We can now tie this filter-flatmap-map together into a rule:
all(utilityConstructors).should(havePrivateConstructors).check(classes);
Changing the constructor in ServiceUtil to public will trigger this rule.
Further Examples
I added a few more tests to the example tests, for example to prevent cycles or check whether utility functions are public and static. The ArchUnit project itself also has tons of examples. Check them out!
Limitations of ArchUnit
First of all; ArchUnit works by analysing the compiled byte code produces by the Java (or Kotlin) compiler. Anything not available at runtime won’t be visible to ArchUnit. An example are lombok annotations. Since lombok’s @Data annotation is not runtime available it is not possible to test for it. Instead you get test if data classes only have "get" and "set" methods, or if all fields are final.
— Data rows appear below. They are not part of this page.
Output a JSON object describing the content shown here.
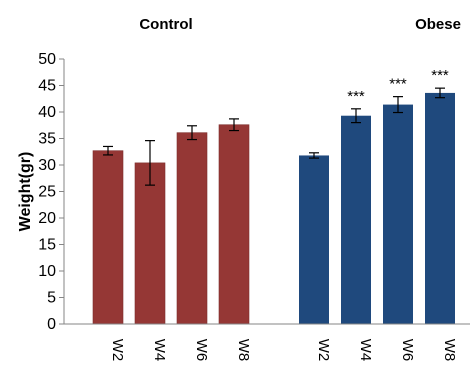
{
  "chart_data": {
    "type": "bar",
    "title": "",
    "xlabel": "",
    "ylabel": "Weight(gr)",
    "ylim": [
      0,
      50
    ],
    "yticks": [
      0,
      5,
      10,
      15,
      20,
      25,
      30,
      35,
      40,
      45,
      50
    ],
    "grid": false,
    "groups": [
      {
        "name": "Control",
        "color": "#953735",
        "categories": [
          "W2",
          "W4",
          "W6",
          "W8"
        ],
        "values": [
          32.7,
          30.4,
          36.1,
          37.6
        ],
        "errors": [
          0.8,
          4.2,
          1.3,
          1.1
        ],
        "significance": [
          "",
          "",
          "",
          ""
        ]
      },
      {
        "name": "Obese",
        "color": "#1F497D",
        "categories": [
          "W2",
          "W4",
          "W6",
          "W8"
        ],
        "values": [
          31.8,
          39.3,
          41.4,
          43.6
        ],
        "errors": [
          0.5,
          1.3,
          1.5,
          0.9
        ],
        "significance": [
          "",
          "***",
          "***",
          "***"
        ]
      }
    ]
  }
}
Secondly; while ArchUnit works conveniently on sets of classes, it is somewhat more cumbersome to check methods. That’s definitely an area where improvements to the library could be made. This can be circumvented by creating your own set of custom rules as I demonstrated in the last example. It’s not hard to build your own set of reusable test components due to the pluggable nature of the ArchUnit API.
And last; it would be awesome if ArchUnit could support Java 8 syntax better for custom rules!
Conclusion
ArchUnit is an excellent tool to automatically test architectural rules that are easily missed. While at the start of a project you often all agree on a set of these guidelines, over time with new hires and growing teams it can become hard for everyone working on your code to conform to the same guidelines.
While many coding guidelines (tabs vs. spaces, naming of members) can be handled by linters such as CheckStyle, ArchUnit with it’s powerful byte code inspection and excellent fluent API can be a great additional to a software architect’s toolset.